Lynch Syndrome Risk Factors

Lynch syndrome related cancers include: colon, rectal, endometrial (uterine), ovarian, stomach, ureter/renal pelvis, biliary tract, small bowel, pancreatic, brain, or sebaceous adenomas

  • Colon or endometrial cancer before age 50
  • A person with 2 or more of the above Lynch cancers listed above
  • 2 or more relatives with a Lynch cancer, with one diagnosed before the age of 50
  • 3 or more relatives with a Lynch cancer
  • A relative with a harmful variant in a Lynch Syndrome gene

What to Expect During a Genetic Risk Evaluation?

A genetic risk evaluation is done by a trained medical professional to determine your risk for developing cancer, to make genetic testing recommendations, and to decide appropriate medical management. A genetic evaluation may include:

  • Medical History: A detailed review of your personal medical and family history. This information helps determine your risk of developing cancer, appropriate medical management, and if genetic testing would be useful to help clarify your cancer risk.
  • Counseling: Before having genetic testing, you should be counseled about the risks, benefits, and limitations of genetic testing and cancer risk assessments, to help you make an informed decision about whether or not testing is the right choice for you. After testing, counseling should include a review of your test results and what they mean for you and your family.
  • Testing: Genetic testing looks at a set of your genes (usually through a blood sample) to see if you have any harmful variants that increase your risk for cancer. Insurance companies usually cover the cost of testing if you have a personal or family history that is concerning for hereditary cancer. Cost and insurance coverage for testing are discussed during your evaluation.
  • Next Steps: Based on whether or not you have genetic testing and what the results show, you may have different options for cancer screenings and prevention, or even tailored cancer treatments.
  • Family Risk: If a harmful variant is found in a family, other family members are encouraged to consider genetic testing as well. The information from genetic counseling and testing helps family members make decisions that could prevent cancer and save their lives. This information can also be reassuring to those who do not have the harmful variant found in their family.
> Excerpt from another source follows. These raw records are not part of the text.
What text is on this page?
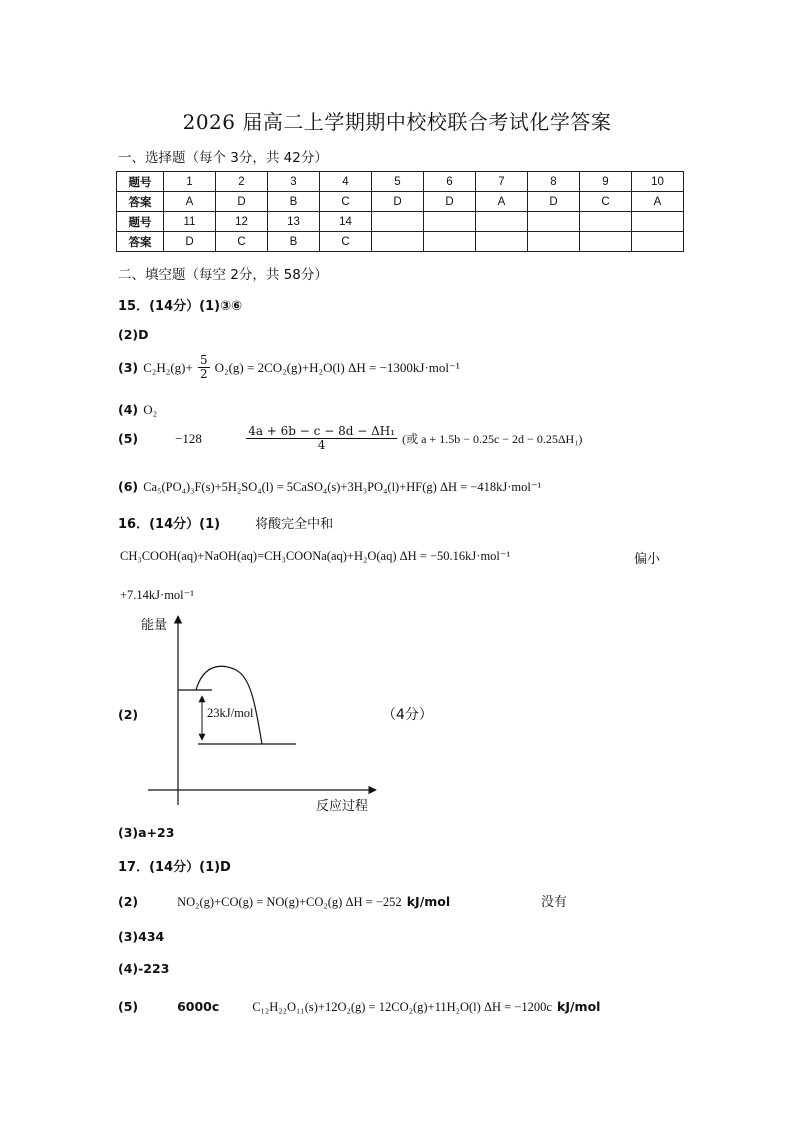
2026 届高二上学期期中校校联合考试化学答案
一、选择题（每个 3分，共 42分）
题号	1	2	3	4	5	6	7	8	9	10
答案	A	D	B	C	D	D	A	D	C	A
题号	11	12	13	14						
答案	D	C	B	C						
二、填空题（每空 2分，共 58分）
15．(14分）(1)③⑥
(2)D
(3) $C_2H_2(g)+ \frac{5}{2} O_2(g) = 2CO_2(g)+H_2O(l) \Delta H = -1300kJ\cdot mol^{-1}$
(4) O₂
(5)	−128	$\frac{\text{4a + 6b − c − 8d − ΔH₁}}{4}$ (或 a + 1.5b − 0.25c − 2d − 0.25ΔH₁)
(6) Ca₅(PO₄)₃F(s)+5H₂SO₄(l) = 5CaSO₄(s)+3H₃PO₄(l)+HF(g) ΔH = −418kJ·mol⁻¹
16．(14分）(1)	将酸完全中和
CH₃COOH(aq)+NaOH(aq)=CH₃COONa(aq)+H₂O(aq) ΔH = −50.16kJ·mol⁻¹	偏小
+7.14kJ·mol⁻¹
能量
23kJ/mol
(2)	（4分）
反应过程
(3)a+23
17．(14分）(1)D
(2)	NO₂(g)+CO(g) = NO(g)+CO₂(g) ΔH = −252 kJ/mol	没有
(3)434
(4)-223
(5)	6000c	C₁₂H₂₂O₁₁(s)+12O₂(g) = 12CO₂(g)+11H₂O(l) ΔH = −1200c kJ/mol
Benefits of Genetic Counseling and Testing

  • Relief from uncertainty
  • Understand your cancer risk
  • Make informed medical and lifestyle decisions
  • Provide helpful information for relatives

Risks of Genetic Testing

  • Difficulty coping with cancer risk with
  • Impact on family and personal relationships
  • Concern about privacy or discrimination
  • Cost of testing and recommended medical care

Who Should have Hereditary Cancer Genetic Testing?
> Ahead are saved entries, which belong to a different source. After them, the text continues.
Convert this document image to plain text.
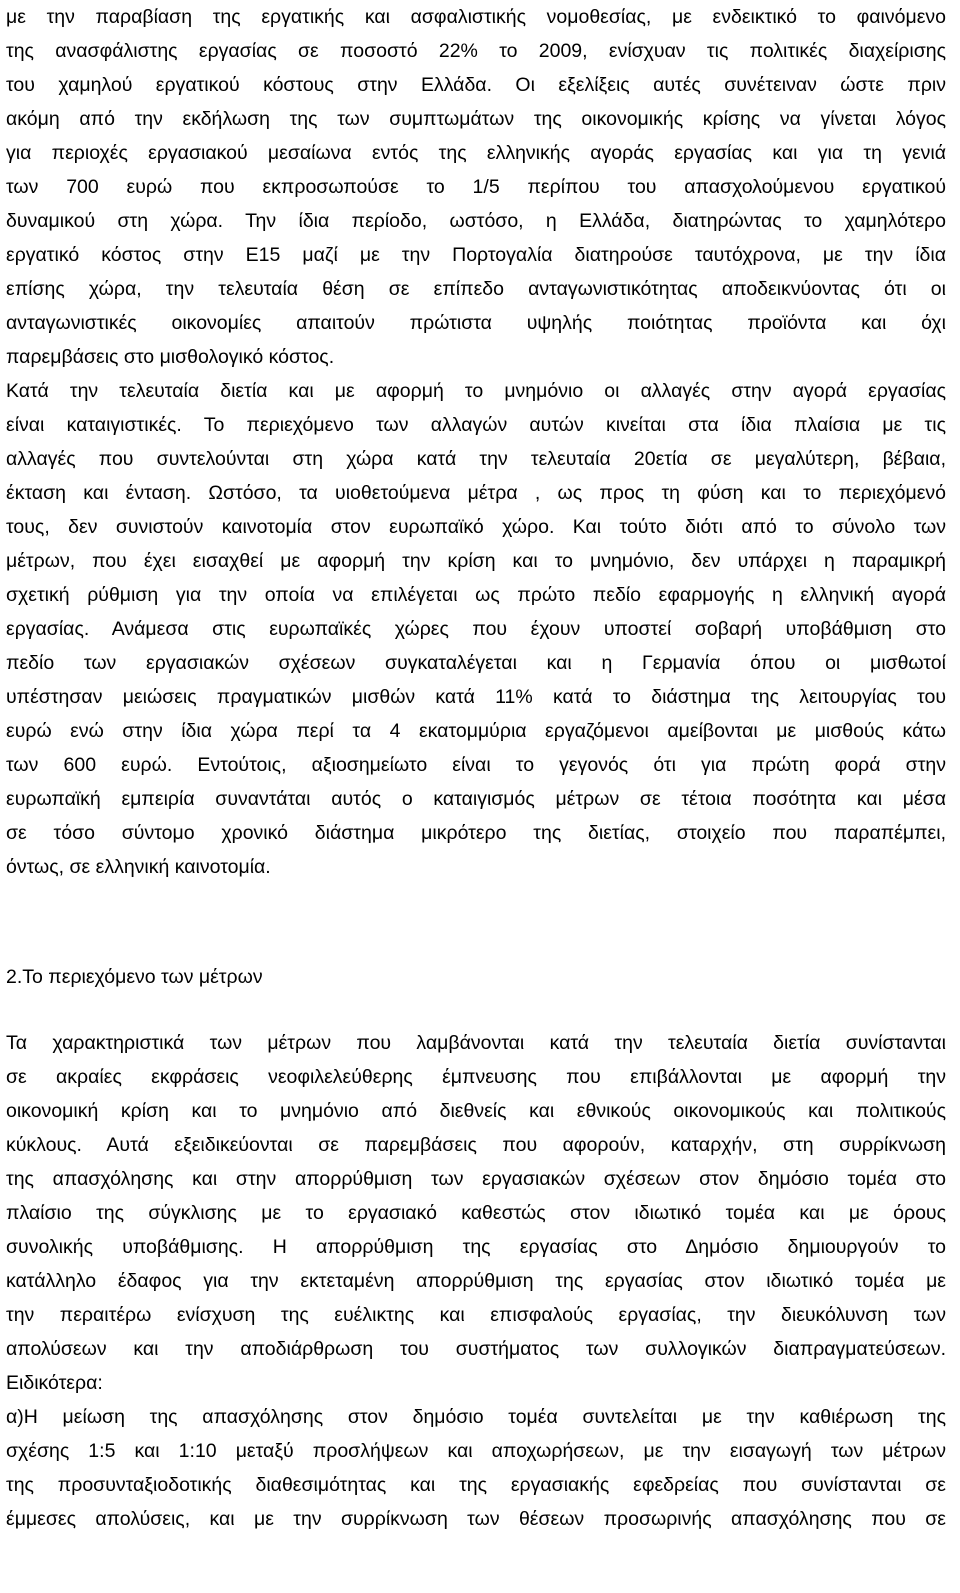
με την παραβίαση της εργατικής και ασφαλιστικής νομοθεσίας, με ενδεικτικό το φαινόμενο
της ανασφάλιστης εργασίας σε ποσοστό 22% το 2009, ενίσχυαν τις πολιτικές διαχείρισης
του χαμηλού εργατικού κόστους στην Ελλάδα. Οι εξελίξεις αυτές συνέτειναν ώστε πριν
ακόμη από την εκδήλωση της των συμπτωμάτων της οικονομικής κρίσης να γίνεται λόγος
για περιοχές εργασιακού μεσαίωνα εντός της ελληνικής αγοράς εργασίας και για τη γενιά
των 700 ευρώ που εκπροσωπούσε το 1/5 περίπου του απασχολούμενου εργατικού
δυναμικού στη χώρα. Την ίδια περίοδο, ωστόσο, η Ελλάδα, διατηρώντας το χαμηλότερο
εργατικό κόστος στην Ε15 μαζί με την Πορτογαλία διατηρούσε ταυτόχρονα, με την ίδια
επίσης χώρα, την τελευταία θέση σε επίπεδο ανταγωνιστικότητας αποδεικνύοντας ότι οι
ανταγωνιστικές οικονομίες απαιτούν πρώτιστα υψηλής ποιότητας προϊόντα και όχι
παρεμβάσεις στο μισθολογικό κόστος.
Κατά την τελευταία διετία και με αφορμή το μνημόνιο οι αλλαγές στην αγορά εργασίας
είναι καταιγιστικές. Το περιεχόμενο των αλλαγών αυτών κινείται στα ίδια πλαίσια με τις
αλλαγές που συντελούνται στη χώρα κατά την τελευταία 20ετία σε μεγαλύτερη, βέβαια,
έκταση και ένταση. Ωστόσο, τα υιοθετούμενα μέτρα , ως προς τη φύση και το περιεχόμενό
τους, δεν συνιστούν καινοτομία στον ευρωπαϊκό χώρο. Και τούτο διότι από το σύνολο των
μέτρων, που έχει εισαχθεί με αφορμή την κρίση και το μνημόνιο, δεν υπάρχει η παραμικρή
σχετική ρύθμιση για την οποία να επιλέγεται ως πρώτο πεδίο εφαρμογής η ελληνική αγορά
εργασίας. Ανάμεσα στις ευρωπαϊκές χώρες που έχουν υποστεί σοβαρή υποβάθμιση στο
πεδίο των εργασιακών σχέσεων συγκαταλέγεται και η Γερμανία όπου οι μισθωτοί
υπέστησαν μειώσεις πραγματικών μισθών κατά 11% κατά το διάστημα της λειτουργίας του
ευρώ ενώ στην ίδια χώρα περί τα 4 εκατομμύρια εργαζόμενοι αμείβονται με μισθούς κάτω
των 600 ευρώ. Εντούτοις, αξιοσημείωτο είναι το γεγονός ότι για πρώτη φορά στην
ευρωπαϊκή εμπειρία συναντάται αυτός ο καταιγισμός μέτρων σε τέτοια ποσότητα και μέσα
σε τόσο σύντομο χρονικό διάστημα μικρότερο της διετίας, στοιχείο που παραπέμπει,
όντως, σε ελληνική καινοτομία.
2.Το περιεχόμενο των μέτρων
Τα χαρακτηριστικά των μέτρων που λαμβάνονται κατά την τελευταία διετία συνίστανται
σε ακραίες εκφράσεις νεοφιλελεύθερης έμπνευσης που επιβάλλονται με αφορμή την
οικονομική κρίση και το μνημόνιο από διεθνείς και εθνικούς οικονομικούς και πολιτικούς
κύκλους. Αυτά εξειδικεύονται σε παρεμβάσεις που αφορούν, καταρχήν, στη συρρίκνωση
της απασχόλησης και στην απορρύθμιση των εργασιακών σχέσεων στον δημόσιο τομέα στο
πλαίσιο της σύγκλισης με το εργασιακό καθεστώς στον ιδιωτικό τομέα και με όρους
συνολικής υποβάθμισης. Η απορρύθμιση της εργασίας στο Δημόσιο δημιουργούν το
κατάλληλο έδαφος για την εκτεταμένη απορρύθμιση της εργασίας στον ιδιωτικό τομέα με
την περαιτέρω ενίσχυση της ευέλικτης και επισφαλούς εργασίας, την διευκόλυνση των
απολύσεων και την αποδιάρθρωση του συστήματος των συλλογικών διαπραγματεύσεων.
Ειδικότερα:
α)Η μείωση της απασχόλησης στον δημόσιο τομέα συντελείται με την καθιέρωση της
σχέσης 1:5 και 1:10 μεταξύ προσλήψεων και αποχωρήσεων, με την εισαγωγή των μέτρων
της προσυνταξιοδοτικής διαθεσιμότητας και της εργασιακής εφεδρείας που συνίστανται σε
έμμεσες απολύσεις, και με την συρρίκνωση των θέσεων προσωρινής απασχόλησης που σε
It is important to identify individuals with hereditary cancers, but not everyone needs genetic testing. Before doing hereditary cancer testing, you should meet with a genetics professional who can review your personal and family history, determine if genetic testing would be helpful for you and/or your family, and decide the best test for you. Individuals with cancer are usually better candidates for genetic testing than their family members who have not had cancer. However, ask your healthcare provider for a referral for genetic evaluation if you or anyone in your family has any of the risk factors listed above or if you have a specific concern about your family cancer history.
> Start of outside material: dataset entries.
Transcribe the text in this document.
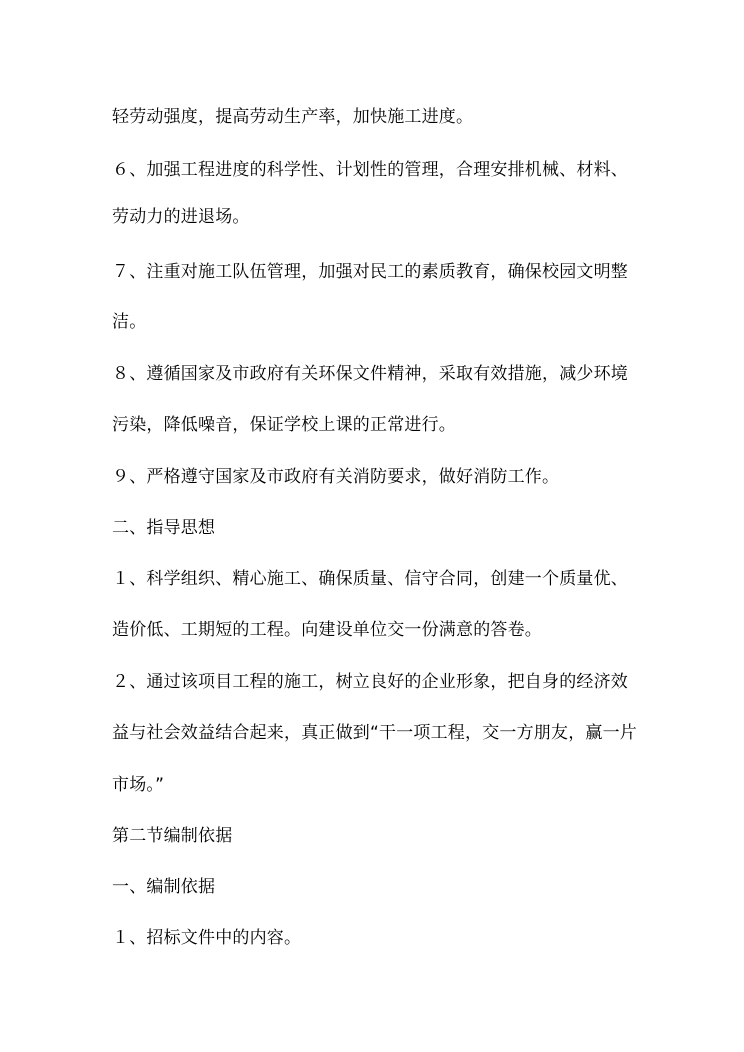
轻劳动强度，提高劳动生产率，加快施工进度。
６、加强工程进度的科学性、计划性的管理，合理安排机械、材料、
劳动力的进退场。
７、注重对施工队伍管理，加强对民工的素质教育，确保校园文明整
洁。
８、遵循国家及市政府有关环保文件精神，采取有效措施，减少环境
污染，降低噪音，保证学校上课的正常进行。
９、严格遵守国家及市政府有关消防要求，做好消防工作。
二、指导思想
１、科学组织、精心施工、确保质量、信守合同，创建一个质量优、
造价低、工期短的工程。向建设单位交一份满意的答卷。
２、通过该项目工程的施工，树立良好的企业形象，把自身的经济效
益与社会效益结合起来，真正做到“干一项工程，交一方朋友，赢一片
市场。”
第二节编制依据
一、编制依据
１、招标文件中的内容。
Confidentiality of Results

The results of genetic counseling and testing are confidential, with very limited exceptions. Neither your health insurance company nor your employer can require you to have genetic testing. It is also against the law (Genetic Information Nondiscrimination Act) for health insurance companies or employers to discriminate against someone based on genetic information. This law does not apply to life, disability, or long-term care insurance, nor to military members, very small companies, or many federal health plans.